Sì, mezzo secolo dopo quel suo successo supplice e liberatorio, qualcuno suppongo la femmina, magari geneticamente inadatta al simposio calcistico, ossessione trogloditica che tuttavia fa il paio con un altro adagio, quasi invincibile nonostante la motorizzazione di massa: sempre la donna, al volante, sarebbe altrettanto negata. Sembra ieri quando il “Cinemondo” mostrava le patentate come fossero zebre, licaoni.
Tornando a rincorrere la nostra palla, ci sembra che per impegno, pervicacia, curiosità, partecipazione e perfino ossessione maniacale e immersioni nel merchandising, le femmine brillino sullo stesso piano del tifoso garantito maschio. Certo, massicci di un antico riflesso subculturale, i detrattori del talento femminile, segnati in volto dal monociglio, diranno che un conto è l’intuizione delle regole generali, ben altro è la trigonometria che si disvela in campo, parlano insomma come se avessero conseguito un’abilitazione naturale, predisposti ontologicamente perché maschi. Risiamo alla donna che “non può parmettisi di pareggiare”.
Assodato che il gioco del calcio, per assioma, consente all’uomo, perfino al più scemo del villaggio, sempre certificato come maschio adulto, di reputarsi in possesso di un pensiero sul mondo, appare inaccettabile l’idea stessa di cancellare “l’altra metà del cielo“, dai pronostici, dai patemi, dal seminario permanente settimanale, dal giudizio sulla moviola, dai talkshow, dove peraltro non sembra che i maschi troneggino sempre per brillantezza sulle commentatrici femmine, al di là delle schermaglie, del gioco delle parti, dei selfie e della scaciata vocazione esibizionistica.

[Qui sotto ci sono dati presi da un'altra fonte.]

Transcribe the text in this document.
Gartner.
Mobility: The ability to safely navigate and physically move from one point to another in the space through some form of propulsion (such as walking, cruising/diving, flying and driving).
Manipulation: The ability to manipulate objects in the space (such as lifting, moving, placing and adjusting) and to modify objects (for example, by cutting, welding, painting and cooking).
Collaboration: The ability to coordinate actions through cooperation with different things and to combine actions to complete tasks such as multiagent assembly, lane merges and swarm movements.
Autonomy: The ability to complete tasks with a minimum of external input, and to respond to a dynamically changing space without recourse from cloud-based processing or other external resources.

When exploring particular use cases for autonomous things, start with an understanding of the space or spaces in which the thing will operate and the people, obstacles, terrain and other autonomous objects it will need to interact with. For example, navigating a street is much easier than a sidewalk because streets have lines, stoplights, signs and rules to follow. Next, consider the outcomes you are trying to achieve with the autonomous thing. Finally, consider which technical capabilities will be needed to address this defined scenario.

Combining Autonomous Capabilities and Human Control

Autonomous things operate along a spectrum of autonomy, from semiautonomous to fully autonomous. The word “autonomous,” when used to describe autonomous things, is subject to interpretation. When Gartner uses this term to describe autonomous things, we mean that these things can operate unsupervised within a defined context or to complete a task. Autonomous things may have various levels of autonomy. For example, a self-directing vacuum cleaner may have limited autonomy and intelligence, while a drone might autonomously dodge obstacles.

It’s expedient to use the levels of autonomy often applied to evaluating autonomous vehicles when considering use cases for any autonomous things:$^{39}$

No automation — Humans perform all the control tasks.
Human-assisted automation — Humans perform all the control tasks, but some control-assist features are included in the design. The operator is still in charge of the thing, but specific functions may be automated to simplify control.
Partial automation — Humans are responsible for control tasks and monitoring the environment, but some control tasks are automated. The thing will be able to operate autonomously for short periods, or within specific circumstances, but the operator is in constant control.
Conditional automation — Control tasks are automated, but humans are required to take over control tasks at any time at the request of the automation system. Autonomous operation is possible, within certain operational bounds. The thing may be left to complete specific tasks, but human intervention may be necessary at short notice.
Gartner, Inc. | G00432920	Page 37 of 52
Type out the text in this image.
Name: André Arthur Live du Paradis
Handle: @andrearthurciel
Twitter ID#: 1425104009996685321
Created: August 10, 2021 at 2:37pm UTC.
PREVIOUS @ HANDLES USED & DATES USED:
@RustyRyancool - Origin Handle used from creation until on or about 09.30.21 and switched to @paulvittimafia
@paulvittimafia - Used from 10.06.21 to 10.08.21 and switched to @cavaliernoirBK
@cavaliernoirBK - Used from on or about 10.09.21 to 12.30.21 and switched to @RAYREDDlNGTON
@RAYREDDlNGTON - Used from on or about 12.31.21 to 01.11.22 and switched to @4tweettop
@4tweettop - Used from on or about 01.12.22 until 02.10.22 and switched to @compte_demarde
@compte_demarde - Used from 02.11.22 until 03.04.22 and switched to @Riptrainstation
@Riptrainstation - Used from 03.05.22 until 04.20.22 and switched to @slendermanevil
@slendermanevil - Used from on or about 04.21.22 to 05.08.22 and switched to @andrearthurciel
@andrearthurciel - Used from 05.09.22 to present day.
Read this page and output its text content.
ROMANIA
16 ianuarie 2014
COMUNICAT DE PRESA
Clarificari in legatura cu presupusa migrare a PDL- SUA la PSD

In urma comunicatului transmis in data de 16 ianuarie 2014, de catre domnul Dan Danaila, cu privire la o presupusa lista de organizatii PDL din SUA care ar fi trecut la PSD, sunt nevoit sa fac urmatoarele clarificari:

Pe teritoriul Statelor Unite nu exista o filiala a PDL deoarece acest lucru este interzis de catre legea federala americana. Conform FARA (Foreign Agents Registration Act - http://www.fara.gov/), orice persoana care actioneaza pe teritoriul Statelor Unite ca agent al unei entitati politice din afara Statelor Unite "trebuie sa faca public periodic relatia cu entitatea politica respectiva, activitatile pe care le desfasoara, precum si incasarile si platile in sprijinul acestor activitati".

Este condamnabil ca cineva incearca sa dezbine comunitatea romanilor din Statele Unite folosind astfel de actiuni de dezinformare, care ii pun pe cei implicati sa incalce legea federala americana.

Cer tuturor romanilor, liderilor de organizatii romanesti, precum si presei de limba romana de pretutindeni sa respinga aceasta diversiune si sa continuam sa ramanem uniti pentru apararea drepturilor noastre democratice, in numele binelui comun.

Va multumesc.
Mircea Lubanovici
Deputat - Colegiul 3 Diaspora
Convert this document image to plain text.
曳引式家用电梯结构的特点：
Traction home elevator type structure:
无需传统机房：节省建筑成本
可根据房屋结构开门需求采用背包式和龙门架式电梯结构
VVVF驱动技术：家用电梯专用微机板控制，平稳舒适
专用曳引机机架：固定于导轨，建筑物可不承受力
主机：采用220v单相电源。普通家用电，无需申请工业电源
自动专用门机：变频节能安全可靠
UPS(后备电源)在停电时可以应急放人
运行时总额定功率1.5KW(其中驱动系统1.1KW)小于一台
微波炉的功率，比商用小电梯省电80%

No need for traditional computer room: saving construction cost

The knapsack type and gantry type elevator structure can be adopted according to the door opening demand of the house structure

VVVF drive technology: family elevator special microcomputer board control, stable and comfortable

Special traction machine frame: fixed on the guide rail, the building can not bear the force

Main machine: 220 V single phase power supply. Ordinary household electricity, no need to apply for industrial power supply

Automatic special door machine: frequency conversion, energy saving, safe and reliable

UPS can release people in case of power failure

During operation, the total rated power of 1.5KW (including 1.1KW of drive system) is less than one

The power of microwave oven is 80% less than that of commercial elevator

Tuttavia nella frase di Collovati sembra che le donne debbano ancora “perdere la coda” per poi, emendate da se stesse, dimostrare l’idoneità in sapere calcistico. Forse, la solidarietà manifestata all’ex giocatore dalla moglie Caterina, muove proprio dall’appena enunciato teorema della coda: «Di tattiche io e Fulvio non parliamo mai. Su questo io e Fulvio siamo d’accordo, le donne devono stare un passo indietro, lo dico ad alta voce: lasciamo che il calcio resti commentato dai maschi, basta con questo politicamente corretto che ci distrugge».
E qui, di fronte al richiamo al “politicamente corretto”, come dice Jep Gambardella proprio una signora ne “La grande bellezza”, cioè «Mi vanto di essere un gentiluomo non mi fare crollare l’ultima certezza che ho», assodata l’assolutezza del tema che neppure un nuovo concilio potrebbe sciogliere; rilevato il peso politico generale della cosa, resta da inviare una supplica dolente e allarmata a Rita Pavone: ci doni presto un remake musicale definitivo, una canzone-lapide, sempre a forma di pallone, che butti lontano da ogni campo la banalità maschilista, anche quando supportata dall’amorevole, doverosa, vicinanza delle congiunte.